Pink went on Instagram Live with the therapist she’s been seeing since she was 20 and got real about going to couples therapy with her husband, saying “without [a therapist] translating for me for the last 18 years, we would not be together.”
Last year Pink revealed in an interview that she and Hart have been in therapy together for 17 years, almost the entire duration of the relationship, and the singer has always been honest about the ups and downs in her marriage, even writing in a wedding anniversary post that their relationship “isn’t perfect”. But through all the trials, the couple relied on therapy, which Pink says is the “only reason” they are still together.
“We are not taught as kids how to have relationships, how to get along with people,” Pink told her therapist Vanessa Inn during the IG Live. “I mean, what’s happening in our country right now is a perfect example of that.
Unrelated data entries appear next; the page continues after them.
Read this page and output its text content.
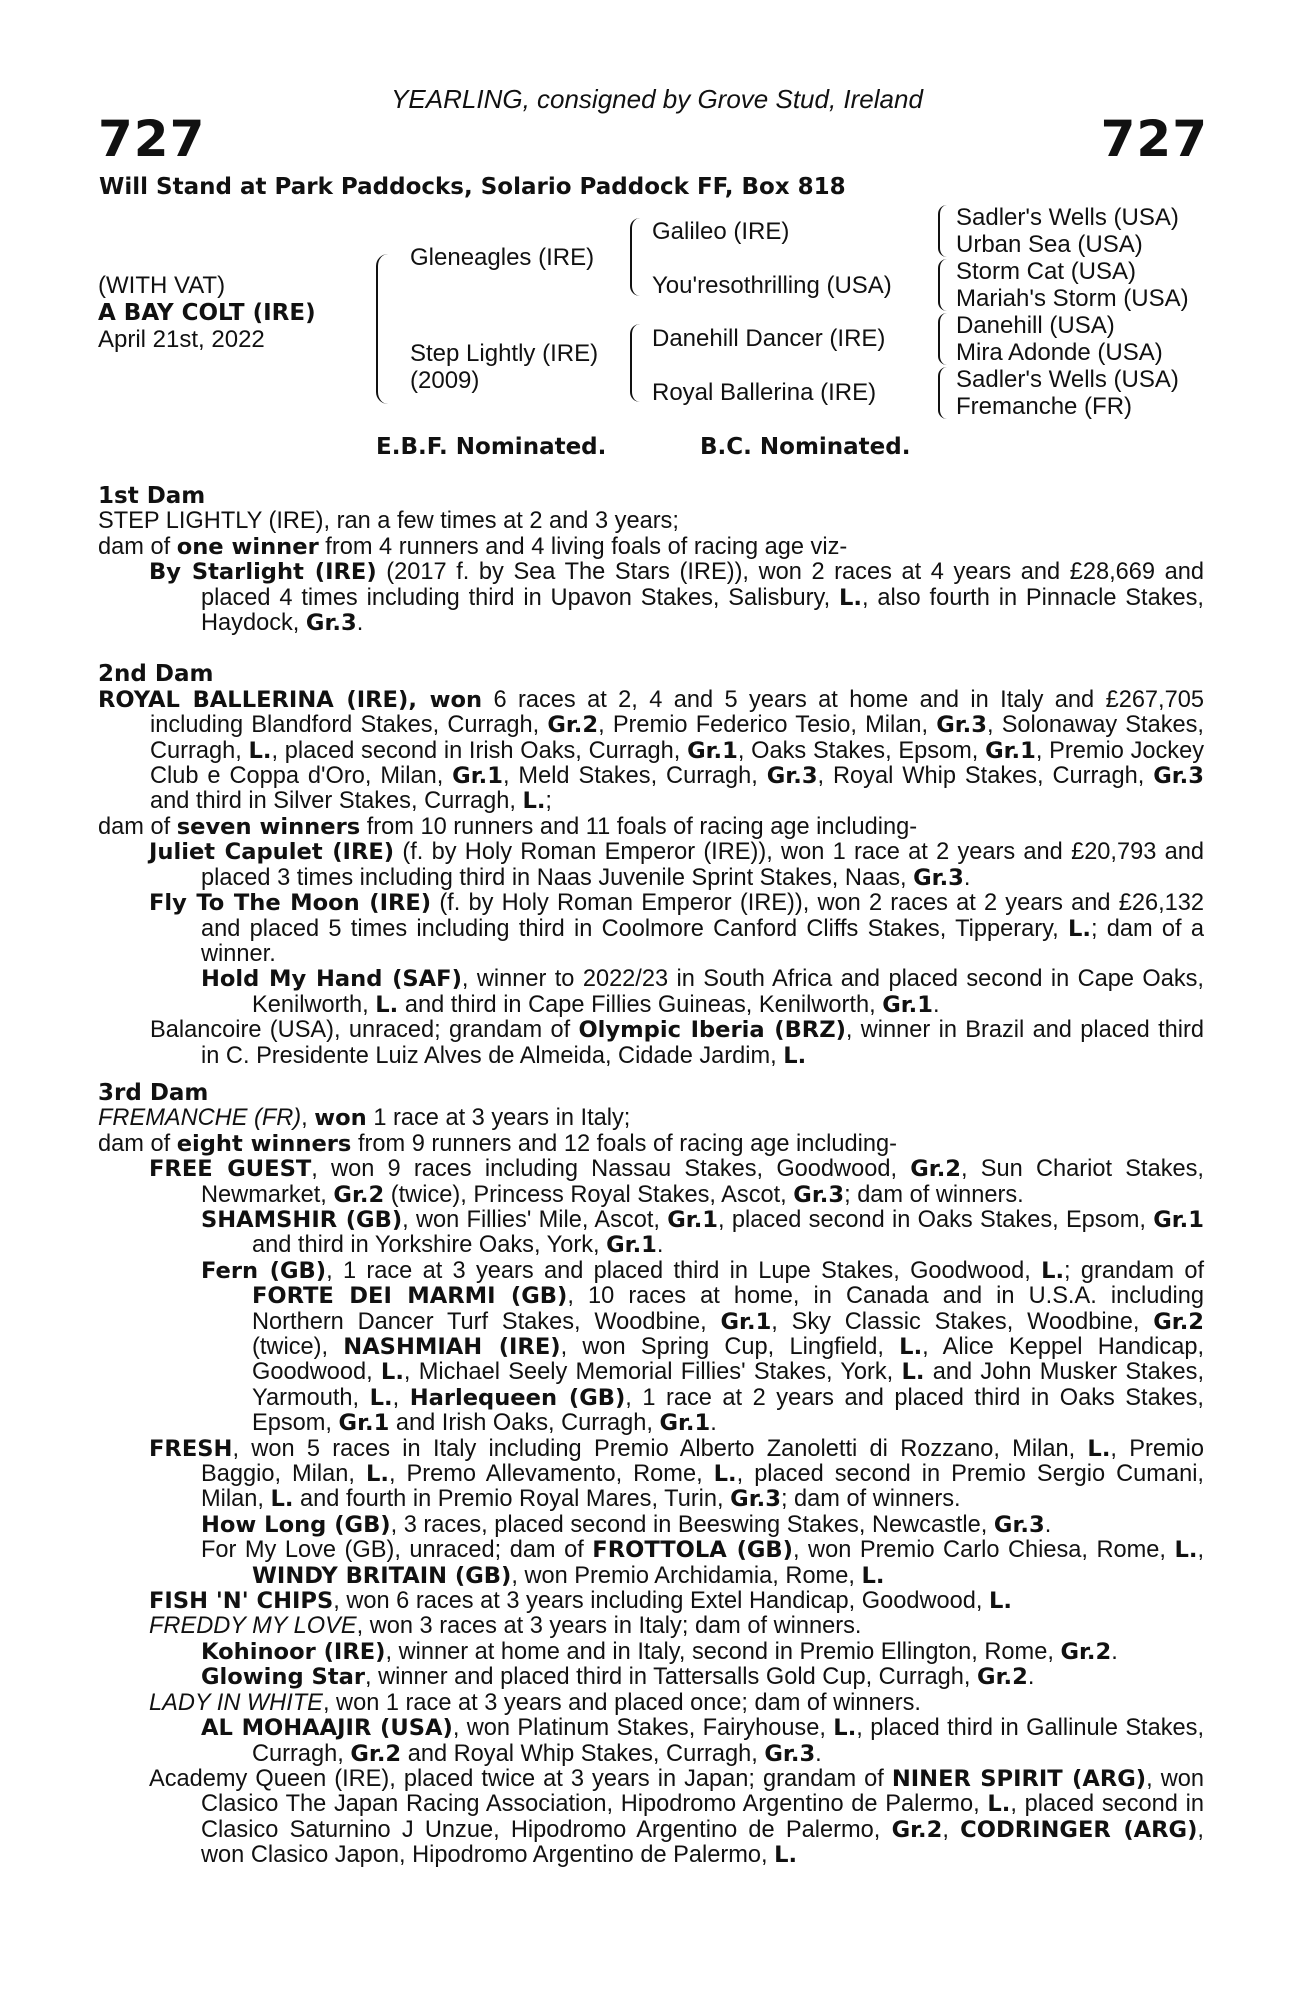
YEARLING, consigned by Grove Stud, Ireland
727	727
Will Stand at Park Paddocks, Solario Paddock FF, Box 818
(WITH VAT)
A BAY COLT (IRE)
April 21st, 2022
Gleneagles (IRE)
Step Lightly (IRE)
(2009)
Galileo (IRE)
You'resothrilling (USA)
Danehill Dancer (IRE)
Royal Ballerina (IRE)
Sadler's Wells (USA)
Urban Sea (USA)
Storm Cat (USA)
Mariah's Storm (USA)
Danehill (USA)
Mira Adonde (USA)
Sadler's Wells (USA)
Fremanche (FR)
E.B.F. Nominated.	B.C. Nominated.
1st Dam

STEP LIGHTLY (IRE), ran a few times at 2 and 3 years;

dam of one winner from 4 runners and 4 living foals of racing age viz-

By Starlight (IRE) (2017 f. by Sea The Stars (IRE)), won 2 races at 4 years and £28,669 and placed 4 times including third in Upavon Stakes, Salisbury, L., also fourth in Pinnacle Stakes, Haydock, Gr.3.

2nd Dam

ROYAL BALLERINA (IRE), won 6 races at 2, 4 and 5 years at home and in Italy and £267,705 including Blandford Stakes, Curragh, Gr.2, Premio Federico Tesio, Milan, Gr.3, Solonaway Stakes, Curragh, L., placed second in Irish Oaks, Curragh, Gr.1, Oaks Stakes, Epsom, Gr.1, Premio Jockey Club e Coppa d'Oro, Milan, Gr.1, Meld Stakes, Curragh, Gr.3, Royal Whip Stakes, Curragh, Gr.3 and third in Silver Stakes, Curragh, L.;

dam of seven winners from 10 runners and 11 foals of racing age including-

Juliet Capulet (IRE) (f. by Holy Roman Emperor (IRE)), won 1 race at 2 years and £20,793 and placed 3 times including third in Naas Juvenile Sprint Stakes, Naas, Gr.3.

Fly To The Moon (IRE) (f. by Holy Roman Emperor (IRE)), won 2 races at 2 years and £26,132 and placed 5 times including third in Coolmore Canford Cliffs Stakes, Tipperary, L.; dam of a winner.

Hold My Hand (SAF), winner to 2022/23 in South Africa and placed second in Cape Oaks, Kenilworth, L. and third in Cape Fillies Guineas, Kenilworth, Gr.1.

Balancoire (USA), unraced; grandam of Olympic Iberia (BRZ), winner in Brazil and placed third in C. Presidente Luiz Alves de Almeida, Cidade Jardim, L.

3rd Dam

FREMANCHE (FR), won 1 race at 3 years in Italy;

dam of eight winners from 9 runners and 12 foals of racing age including-

FREE GUEST, won 9 races including Nassau Stakes, Goodwood, Gr.2, Sun Chariot Stakes, Newmarket, Gr.2 (twice), Princess Royal Stakes, Ascot, Gr.3; dam of winners.

SHAMSHIR (GB), won Fillies' Mile, Ascot, Gr.1, placed second in Oaks Stakes, Epsom, Gr.1 and third in Yorkshire Oaks, York, Gr.1.

Fern (GB), 1 race at 3 years and placed third in Lupe Stakes, Goodwood, L.; grandam of FORTE DEI MARMI (GB), 10 races at home, in Canada and in U.S.A. including Northern Dancer Turf Stakes, Woodbine, Gr.1, Sky Classic Stakes, Woodbine, Gr.2 (twice), NASHMIAH (IRE), won Spring Cup, Lingfield, L., Alice Keppel Handicap, Goodwood, L., Michael Seely Memorial Fillies' Stakes, York, L. and John Musker Stakes, Yarmouth, L., Harlequeen (GB), 1 race at 2 years and placed third in Oaks Stakes, Epsom, Gr.1 and Irish Oaks, Curragh, Gr.1.

FRESH, won 5 races in Italy including Premio Alberto Zanoletti di Rozzano, Milan, L., Premio Baggio, Milan, L., Premo Allevamento, Rome, L., placed second in Premio Sergio Cumani, Milan, L. and fourth in Premio Royal Mares, Turin, Gr.3; dam of winners.

How Long (GB), 3 races, placed second in Beeswing Stakes, Newcastle, Gr.3.

For My Love (GB), unraced; dam of FROTTOLA (GB), won Premio Carlo Chiesa, Rome, L., WINDY BRITAIN (GB), won Premio Archidamia, Rome, L.

FISH 'N' CHIPS, won 6 races at 3 years including Extel Handicap, Goodwood, L.

FREDDY MY LOVE, won 3 races at 3 years in Italy; dam of winners.

Kohinoor (IRE), winner at home and in Italy, second in Premio Ellington, Rome, Gr.2.

Glowing Star, winner and placed third in Tattersalls Gold Cup, Curragh, Gr.2.

LADY IN WHITE, won 1 race at 3 years and placed once; dam of winners.

AL MOHAAJIR (USA), won Platinum Stakes, Fairyhouse, L., placed third in Gallinule Stakes, Curragh, Gr.2 and Royal Whip Stakes, Curragh, Gr.3.

Academy Queen (IRE), placed twice at 3 years in Japan; grandam of NINER SPIRIT (ARG), won Clasico The Japan Racing Association, Hipodromo Argentino de Palermo, L., placed second in Clasico Saturnino J Unzue, Hipodromo Argentino de Palermo, Gr.2, CODRINGER (ARG), won Clasico Japon, Hipodromo Argentino de Palermo, L.
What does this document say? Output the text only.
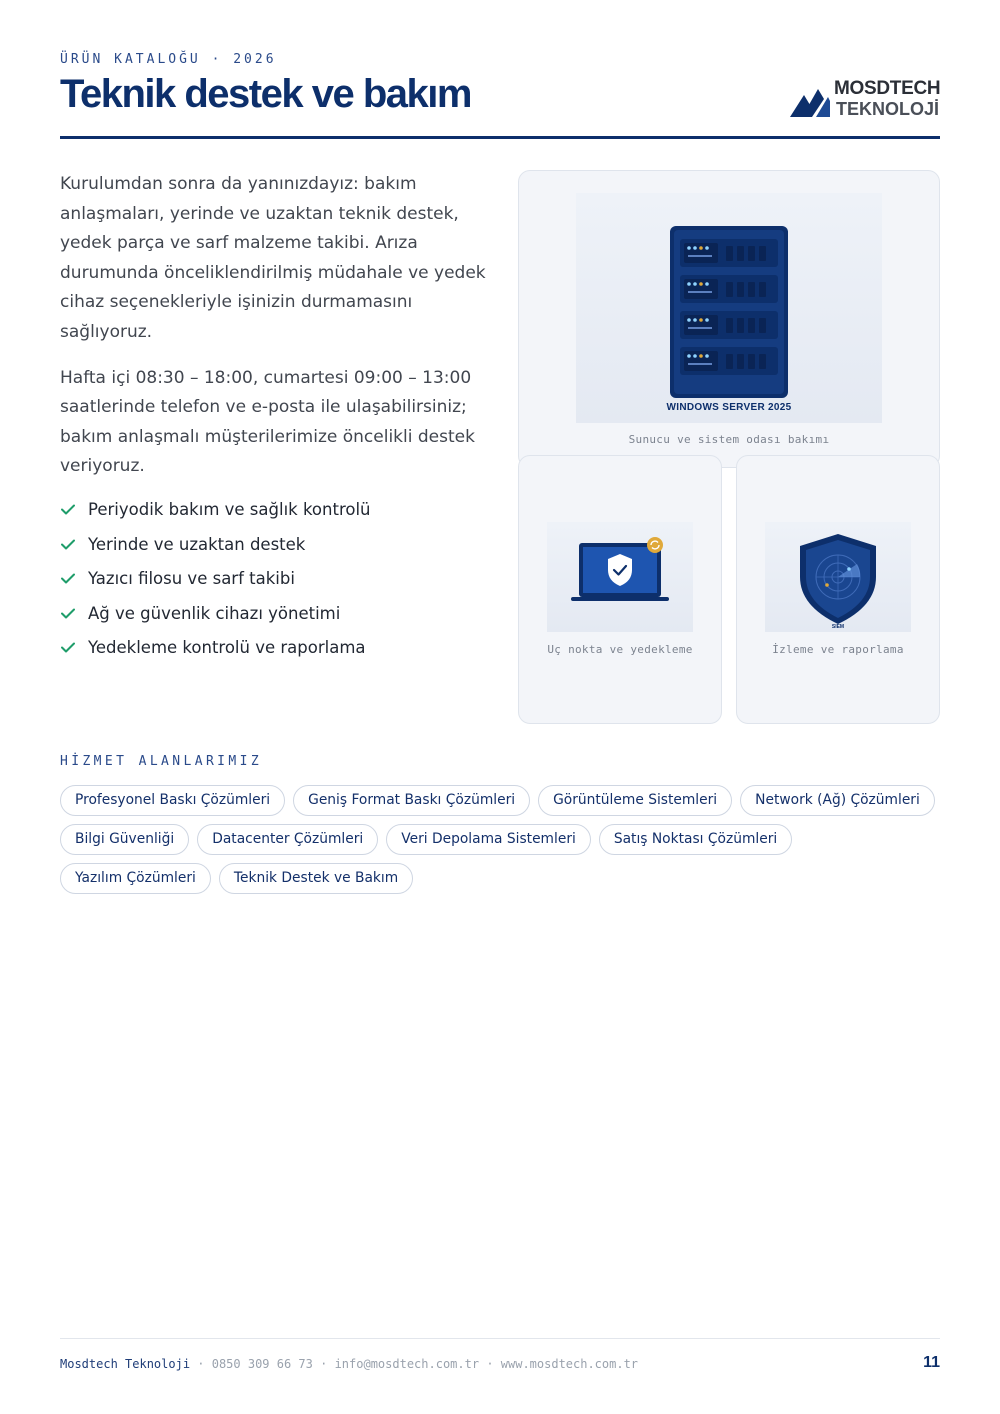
ÜRÜN KATALOĞU · 2026
Teknik destek ve bakım	MOSDTECH
TEKNOLOJİ

Kurulumdan sonra da yanınızdayız: bakım anlaşmaları, yerinde ve uzaktan teknik destek, yedek parça ve sarf malzeme takibi. Arıza durumunda önceliklendirilmiş müdahale ve yedek cihaz seçenekleriyle işinizin durmamasını sağlıyoruz.

Hafta içi 08:30 – 18:00, cumartesi 09:00 – 13:00 saatlerinde telefon ve e-posta ile ulaşabilirsiniz; bakım anlaşmalı müşterilerimize öncelikli destek veriyoruz.

Periyodik bakım ve sağlık kontrolü
Yerinde ve uzaktan destek
Yazıcı filosu ve sarf takibi
Ağ ve güvenlik cihazı yönetimi
Yedekleme kontrolü ve raporlama
WINDOWS SERVER 2025
Sunucu ve sistem odası bakımı
Uç nokta ve yedekleme
SIEM
İzleme ve raporlama
HİZMET ALANLARIMIZ
Profesyonel Baskı Çözümleri	Geniş Format Baskı Çözümleri	Görüntüleme Sistemleri	Network (Ağ) Çözümleri
Bilgi Güvenliği	Datacenter Çözümleri	Veri Depolama Sistemleri	Satış Noktası Çözümleri
Yazılım Çözümleri	Teknik Destek ve Bakım
Mosdtech Teknoloji · 0850 309 66 73 · info@mosdtech.com.tr · www.mosdtech.com.tr	11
We don’t know how to love each other, we don’t know how to get along, we don’t know how to communicate.”
“I think partners, after a long time — I can’t say it’s a man and woman thing, I think it’s a partner thing, a spouse thing — you just speak two different languages,” Pink explained.
She went on to give an anecdote about a time that she complained about Hart not “hearing her emotionally” but when push came to shove, she realized she wasn’t being 100% truthful either.
“I had been complaining about him for years about how he’s just not present, he’s not here, he doesn’t get it, he’s not hearing me emotionally, he’s not even trying to understand my language,” she said. “And [the therapist] was like, ‘OK, everybody shut up, stand up, put your hands on each other’s hearts and just look into each other’s eyes.'”
Pink said they did as the therapist said, but instead of welcoming her husband finally being “present” with her, Pink “started giggling” and “looked away.” “In that moment I realized that I was a little bit full of shit,” Pink added.
Personally, I love therapy and my partner and I call up the couples therapist when we need it, because my attitude is why argue with your partner like two squabbling idiots when there are professionals out there whose literal job description is to work that shit out with you. If you’re willing to pay someone to paint your toenails but not willing to pay someone to help you deal with your brain, I don’t know what to tell you. The fact that Pink is out here normalizing therapy for her nearly eight million followers is awesome. Listen to Pink, just go to the damn therapist.